The goal of this article
Separating "one file on your machine" with UVR5/MDX-Net or Demucs is easy. The problem is the stage of processing thousands of files a day, without crashing, cheaply, and idempotently. Here many PoCs hit "the limit of the manual script."
This article shows a queue-driven batch foundation that scales source separation in production on AWS, with design philosophy and working code. When you finish reading, you can assemble the following.
- You can design a loosely-coupled pipeline of S3 event → SQS → GPU worker → S3.
- You can safely process a minutes-long long job with a visibility-timeout heartbeat.
- You can implement an idempotent, resilient GPU worker that withstands Spot interruption, poison messages, and double delivery.
📐 This article's positioning: the general pattern of turning source separation into a production service (a type-safe API ingress, a job queue, OOM graceful degradation, testability, and other platform-independent design) is handled in the GPU-worker-foundation article. This article is the "platform implementation edition" of concretely implementing it on AWS — narrowed to AWS-specific points like SQS's visibility timeout and message limit, GPU requests in AWS Batch/ECS, S3 event-driven, Spot, Terraform, and g4dn cost. See there for the general design, here for the AWS implementation.

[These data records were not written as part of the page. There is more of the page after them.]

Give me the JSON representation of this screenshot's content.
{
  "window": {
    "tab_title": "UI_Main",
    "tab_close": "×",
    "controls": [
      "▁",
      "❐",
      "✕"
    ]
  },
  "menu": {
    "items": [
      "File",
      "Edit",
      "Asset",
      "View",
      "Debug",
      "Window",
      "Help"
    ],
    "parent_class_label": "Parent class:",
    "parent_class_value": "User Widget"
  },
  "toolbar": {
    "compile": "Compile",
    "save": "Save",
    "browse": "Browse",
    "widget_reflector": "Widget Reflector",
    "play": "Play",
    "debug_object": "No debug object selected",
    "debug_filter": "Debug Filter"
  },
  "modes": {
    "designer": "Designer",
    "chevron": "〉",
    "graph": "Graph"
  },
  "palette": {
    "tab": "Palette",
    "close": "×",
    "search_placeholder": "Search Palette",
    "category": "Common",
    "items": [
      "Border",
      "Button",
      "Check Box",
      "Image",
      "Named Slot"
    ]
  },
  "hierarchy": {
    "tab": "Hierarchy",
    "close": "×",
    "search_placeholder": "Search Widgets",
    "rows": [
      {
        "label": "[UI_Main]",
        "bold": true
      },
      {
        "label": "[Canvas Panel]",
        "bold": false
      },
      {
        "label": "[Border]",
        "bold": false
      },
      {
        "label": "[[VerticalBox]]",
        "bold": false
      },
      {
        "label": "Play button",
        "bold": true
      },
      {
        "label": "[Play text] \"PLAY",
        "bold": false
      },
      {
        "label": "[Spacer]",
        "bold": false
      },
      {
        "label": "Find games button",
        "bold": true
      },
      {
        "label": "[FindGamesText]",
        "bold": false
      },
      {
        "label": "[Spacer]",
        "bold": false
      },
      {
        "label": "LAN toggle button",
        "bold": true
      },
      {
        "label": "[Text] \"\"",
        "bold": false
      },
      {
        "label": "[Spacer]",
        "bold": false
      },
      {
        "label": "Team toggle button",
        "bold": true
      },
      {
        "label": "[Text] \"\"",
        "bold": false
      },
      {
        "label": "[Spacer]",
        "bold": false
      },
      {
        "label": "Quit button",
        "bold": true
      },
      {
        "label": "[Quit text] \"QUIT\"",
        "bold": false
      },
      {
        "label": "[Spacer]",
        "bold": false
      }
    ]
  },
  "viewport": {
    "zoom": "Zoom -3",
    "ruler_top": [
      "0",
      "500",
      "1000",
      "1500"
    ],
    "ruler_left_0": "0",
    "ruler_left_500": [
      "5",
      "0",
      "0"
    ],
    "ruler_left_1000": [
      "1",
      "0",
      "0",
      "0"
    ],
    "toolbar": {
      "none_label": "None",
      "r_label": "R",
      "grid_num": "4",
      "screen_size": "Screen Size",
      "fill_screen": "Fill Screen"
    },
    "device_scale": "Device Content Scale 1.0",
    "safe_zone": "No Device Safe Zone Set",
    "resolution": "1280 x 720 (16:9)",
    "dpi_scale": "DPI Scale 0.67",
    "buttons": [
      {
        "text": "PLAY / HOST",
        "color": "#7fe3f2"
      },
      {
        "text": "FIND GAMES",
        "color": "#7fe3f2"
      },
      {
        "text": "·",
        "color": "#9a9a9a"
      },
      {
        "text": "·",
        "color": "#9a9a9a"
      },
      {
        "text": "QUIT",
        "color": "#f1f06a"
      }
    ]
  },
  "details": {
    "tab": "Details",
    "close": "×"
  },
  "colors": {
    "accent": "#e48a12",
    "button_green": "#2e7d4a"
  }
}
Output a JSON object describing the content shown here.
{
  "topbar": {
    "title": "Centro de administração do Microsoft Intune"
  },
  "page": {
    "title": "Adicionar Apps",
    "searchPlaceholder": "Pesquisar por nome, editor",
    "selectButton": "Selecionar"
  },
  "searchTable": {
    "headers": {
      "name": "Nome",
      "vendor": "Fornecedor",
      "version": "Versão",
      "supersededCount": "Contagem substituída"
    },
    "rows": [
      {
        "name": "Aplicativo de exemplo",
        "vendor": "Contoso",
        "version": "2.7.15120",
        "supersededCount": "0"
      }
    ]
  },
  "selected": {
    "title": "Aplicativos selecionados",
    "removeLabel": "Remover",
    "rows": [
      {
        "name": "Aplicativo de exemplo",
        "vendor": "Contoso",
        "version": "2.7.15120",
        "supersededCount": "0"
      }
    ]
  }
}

About the author (disclosure of credibility): I single-handedly designed, implemented, and run in production an AI-video-localization platform that fully automates "source separation → transcription → translation → multilingual dubbing → mouth synchronization." I run its first stage, source separation, with exactly this article's queue-driven GPU batch. This article's "heartbeat," "Spot graceful termination," and "idempotent cache" aren't demo knowledge but the very design implemented to not crash jobs in production. The project overview is in the track record, and the idempotency principles cultivated in a payment platform are summarized in the reliability-cluster article.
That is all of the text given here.